その日の午後 05

 どこにあるのかわからない三郷中央駅へ向かうには、どうしたらいいか。
 しょうがない。地図を買うことにしょう。ちょうどここは草加駅だ。近くに2件の本屋があるはずと、中学生とツレをクルマに残して、まず高架下の本屋に行くが、なんと商店街全体がすべてシャッターを下りている。さらに東口のマルイ近くの書店も閉店していた。人もほとんど歩いていない。さっきまでの北千住の雑踏や幹線道路の渋滞が嘘のようだ。
 また高架を潜って引き返す。その出口近くで、上から大量の水が滴り落ちている。どこかのパイプが破断したようだ。そうそう、思い出した。クルマを停めた近くにコンビニがあったはずだ。そこで埼玉県の安価な地図が見つかった。価格は980円。先ほどサラリーマン氏からもらった千円を使わしてもらおう。
 クルマに戻ると、蛇行走行する2台のバイクが近くをすり抜けていく。北千住のスケボー男もそうだが、こんなときにもそんな輩はやっぱりいる。いや、この非日常的な時間に繰り出すことが快感なのかもしれない。
 薄暗いクルマのルームライトで三郷中央駅を確認する。市役所の少し南にある。外環の下の国道298号線を走って、南下すればいいようだ。そんなふうにだいたいのあたりをつけて、エンジンを駆けた。
 西に向かう車線もそれなりに混んでいたが、東に向かう車線は渋滞でほとんど動いていないように見える。帰りが思いやられる。上の外環道にクルマは走っていないはずだ。
 三郷インターチェンジを通り抜けてから左に折れた。すると原っぱのような場所に三郷市の市役所が建っている。前の道は通り抜けられないほどに狭い。とにかく目標としていた建物には着いた。ここを南下すればいい。ただ地図はあまり細かくないので、正確なところはわからない。
 またコンビニを発見すると、ツレが道を聞いてくるという。こういうときの彼女の行動は早い。レジの女の子は、このまま進むと大きな道に出るから、そこを左に曲がると見えますよ、という。確かに壊れかけた舗装路が、きれいに整備された大きな道に繋がっていた。そしてその先にオブジェのような三郷中央駅が見えた。

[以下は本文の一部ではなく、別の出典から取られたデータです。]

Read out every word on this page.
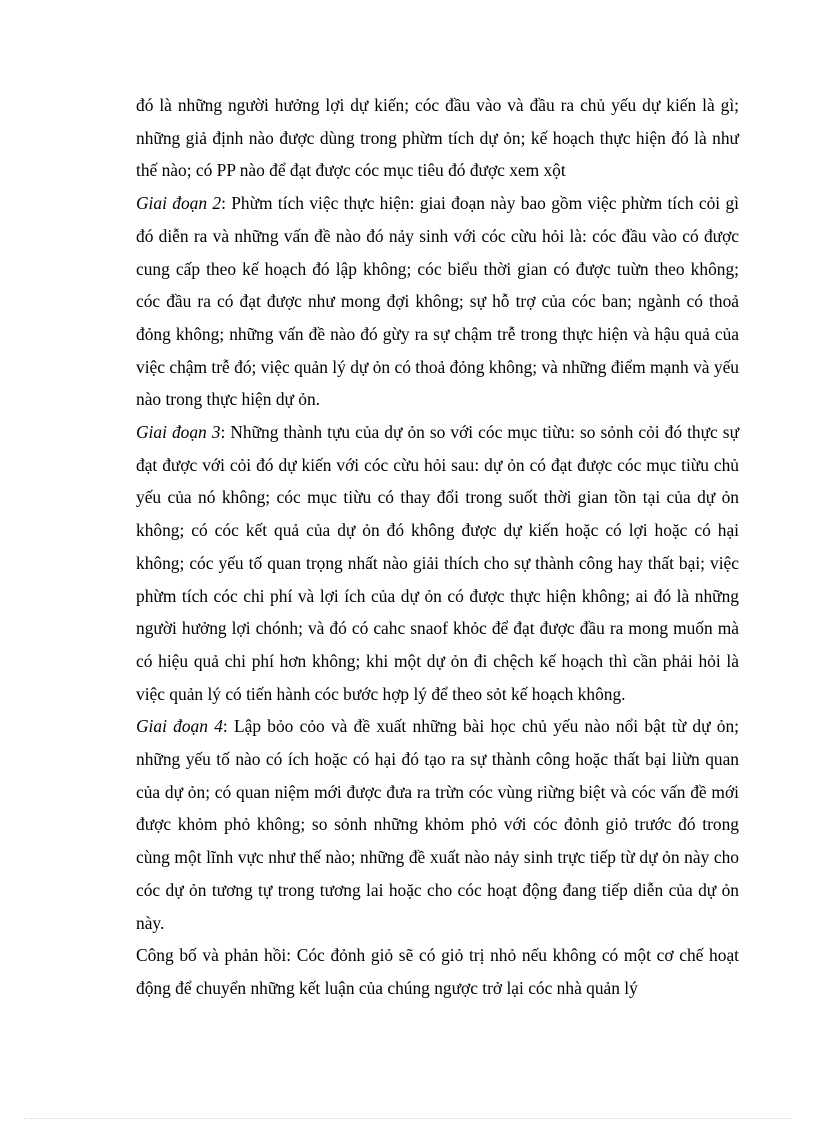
đó là những người hưởng lợi dự kiến; cóc đầu vào và đầu ra chủ yếu dự kiến là gì; những giả định nào được dùng trong phừm tích dự ỏn; kế hoạch thực hiện đó là như thế nào; có PP nào để đạt được cóc mục tiêu đó được xem xột

Giai đoạn 2: Phừm tích việc thực hiện: giai đoạn này bao gồm việc phừm tích cỏi gì đó diễn ra và những vấn đề nào đó nảy sinh với cóc cừu hỏi là: cóc đầu vào có được cung cấp theo kế hoạch đó lập không; cóc biểu thời gian có được tuừn theo không; cóc đầu ra có đạt được như mong đợi không; sự hỗ trợ của cóc ban; ngành có thoả đỏng không; những vấn đề nào đó gừy ra sự chậm trễ trong thực hiện và hậu quả của việc chậm trễ đó; việc quản lý dự ỏn có thoả đỏng không; và những điểm mạnh và yếu nào trong thực hiện dự ỏn.

Giai đoạn 3: Những thành tựu của dự ỏn so với cóc mục tiừu: so sỏnh cỏi đó thực sự đạt được với cỏi đó dự kiến với cóc cừu hỏi sau: dự ỏn có đạt được cóc mục tiừu chủ yếu của nó không; cóc mục tiừu có thay đổi trong suốt thời gian tồn tại của dự ỏn không; có cóc kết quả của dự ỏn đó không được dự kiến hoặc có lợi hoặc có hại không; cóc yếu tố quan trọng nhất nào giải thích cho sự thành công hay thất bại; việc phừm tích cóc chi phí và lợi ích của dự ỏn có được thực hiện không; ai đó là những người hưởng lợi chónh; và đó có cahc snaof khỏc để đạt được đầu ra mong muốn mà có hiệu quả chi phí hơn không; khi một dự ỏn đi chệch kế hoạch thì cần phải hỏi là việc quản lý có tiến hành cóc bước hợp lý để theo sỏt kế hoạch không.

Giai đoạn 4: Lập bỏo cỏo và đề xuất những bài học chủ yếu nào nổi bật từ dự ỏn; những yếu tố nào có ích hoặc có hại đó tạo ra sự thành công hoặc thất bại liừn quan của dự ỏn; có quan niệm mới được đưa ra trừn cóc vùng riừng biệt và cóc vấn đề mới được khỏm phỏ không; so sỏnh những khỏm phỏ với cóc đỏnh giỏ trước đó trong cùng một lĩnh vực như thế nào; những đề xuất nào nảy sinh trực tiếp từ dự ỏn này cho cóc dự ỏn tương tự trong tương lai hoặc cho cóc hoạt động đang tiếp diễn của dự ỏn này.

Công bố và phản hồi: Cóc đỏnh giỏ sẽ có giỏ trị nhỏ nếu không có một cơ chế hoạt động để chuyển những kết luận của chúng ngược trở lại cóc nhà quản lý
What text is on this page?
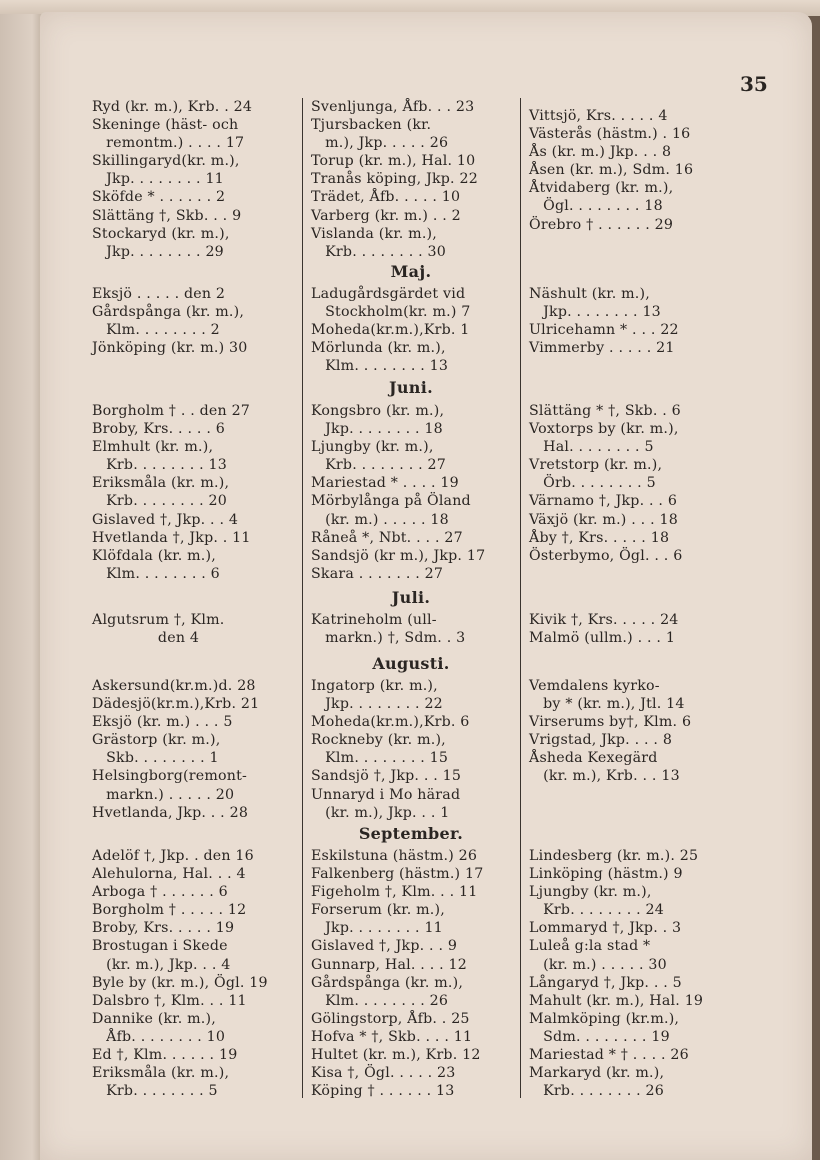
35
Ryd (kr. m.), Krb. . 24
Skeninge (häst- och
remontm.) . . . . 17
Skillingaryd(kr. m.),
Jkp. . . . . . . . 11
Sköfde * . . . . . . 2
Slättäng †, Skb. . . 9
Stockaryd (kr. m.),
Jkp. . . . . . . . 29
Svenljunga, Åfb. . . 23
Tjursbacken (kr.
m.), Jkp. . . . . 26
Torup (kr. m.), Hal. 10
Tranås köping, Jkp. 22
Trädet, Åfb. . . . . 10
Varberg (kr. m.) . . 2
Vislanda (kr. m.),
Krb. . . . . . . . 30
Vittsjö, Krs. . . . . 4
Västerås (hästm.) . 16
Ås (kr. m.) Jkp. . . 8
Åsen (kr. m.), Sdm. 16
Åtvidaberg (kr. m.),
Ögl. . . . . . . . 18
Örebro † . . . . . . 29
Maj.
Eksjö . . . . . den 2
Gårdspånga (kr. m.),
Klm. . . . . . . . 2
Jönköping (kr. m.) 30
Ladugårdsgärdet vid
Stockholm(kr. m.) 7
Moheda(kr.m.),Krb. 1
Mörlunda (kr. m.),
Klm. . . . . . . . 13
Näshult (kr. m.),
Jkp. . . . . . . . 13
Ulricehamn * . . . 22
Vimmerby . . . . . 21
Juni.
Borgholm † . . den 27
Broby, Krs. . . . . 6
Elmhult (kr. m.),
Krb. . . . . . . . 13
Eriksmåla (kr. m.),
Krb. . . . . . . . 20
Gislaved †, Jkp. . . 4
Hvetlanda †, Jkp. . 11
Klöfdala (kr. m.),
Klm. . . . . . . . 6
Kongsbro (kr. m.),
Jkp. . . . . . . . 18
Ljungby (kr. m.),
Krb. . . . . . . . 27
Mariestad * . . . . 19
Mörbylånga på Öland
(kr. m.) . . . . . 18
Råneå *, Nbt. . . . 27
Sandsjö (kr m.), Jkp. 17
Skara . . . . . . . 27
Slättäng * †, Skb. . 6
Voxtorps by (kr. m.),
Hal. . . . . . . . 5
Vretstorp (kr. m.),
Örb. . . . . . . . 5
Värnamo †, Jkp. . . 6
Växjö (kr. m.) . . . 18
Åby †, Krs. . . . . 18
Österbymo, Ögl. . . 6
Juli.
Algutsrum †, Klm.
den 4
Katrineholm (ull-
markn.) †, Sdm. . 3
Kivik †, Krs. . . . . 24
Malmö (ullm.) . . . 1
Augusti.
Askersund(kr.m.)d. 28
Dädesjö(kr.m.),Krb. 21
Eksjö (kr. m.) . . . 5
Grästorp (kr. m.),
Skb. . . . . . . . 1
Helsingborg(remont-
markn.) . . . . . 20
Hvetlanda, Jkp. . . 28
Ingatorp (kr. m.),
Jkp. . . . . . . . 22
Moheda(kr.m.),Krb. 6
Rockneby (kr. m.),
Klm. . . . . . . . 15
Sandsjö †, Jkp. . . 15
Unnaryd i Mo härad
(kr. m.), Jkp. . . 1
Vemdalens kyrko-
by * (kr. m.), Jtl. 14
Virserums by†, Klm. 6
Vrigstad, Jkp. . . . 8
Åsheda Kexegärd
(kr. m.), Krb. . . 13
September.
Adelöf †, Jkp. . den 16
Alehulorna, Hal. . . 4
Arboga † . . . . . . 6
Borgholm † . . . . . 12
Broby, Krs. . . . . 19
Brostugan i Skede
(kr. m.), Jkp. . . 4
Byle by (kr. m.), Ögl. 19
Dalsbro †, Klm. . . 11
Dannike (kr. m.),
Åfb. . . . . . . . 10
Ed †, Klm. . . . . . 19
Eriksmåla (kr. m.),
Krb. . . . . . . . 5
Eskilstuna (hästm.) 26
Falkenberg (hästm.) 17
Figeholm †, Klm. . . 11
Forserum (kr. m.),
Jkp. . . . . . . . 11
Gislaved †, Jkp. . . 9
Gunnarp, Hal. . . . 12
Gårdspånga (kr. m.),
Klm. . . . . . . . 26
Gölingstorp, Åfb. . 25
Hofva * †, Skb. . . . 11
Hultet (kr. m.), Krb. 12
Kisa †, Ögl. . . . . 23
Köping † . . . . . . 13
Lindesberg (kr. m.). 25
Linköping (hästm.) 9
Ljungby (kr. m.),
Krb. . . . . . . . 24
Lommaryd †, Jkp. . 3
Luleå g:la stad *
(kr. m.) . . . . . 30
Långaryd †, Jkp. . . 5
Mahult (kr. m.), Hal. 19
Malmköping (kr.m.),
Sdm. . . . . . . . 19
Mariestad * † . . . . 26
Markaryd (kr. m.),
Krb. . . . . . . . 26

 信じられないほど敷地は広い。まるで空港か何かのアプローチのようだ。そこにクルマを滑り込ませる。駅のシャッターは下りていて、タクシー乗り場に十数人の列ができていた。この駅で下ろされてしまった客なのだろうか。一瞬、草加の方へ行きたい人を乗せようかとも思ったが、それでは切りがなくなるかもしれない。中学生の親はここまで迎えに来るのだという。しかし寒さをしのぐ場所は見当たらない。でも男の子だ。大丈夫だろう。
 彼のバッグをトランクから下ろす。両サイドが四角い鞄、よく野球部が持っているヤツだ。
 「キミは野球部なのかい」、そう聞くと、彼は初めてニコリと微笑んだ。
 「はい、そうです」
 「それじゃ、家族が着くまでかんばってくれ」
 「はい、ありがとうございました」
 そして、私とツレはタクシー待ちの列に少し後ろ髪を引かれつつ、自分の落ち着き場所を目指すことにした。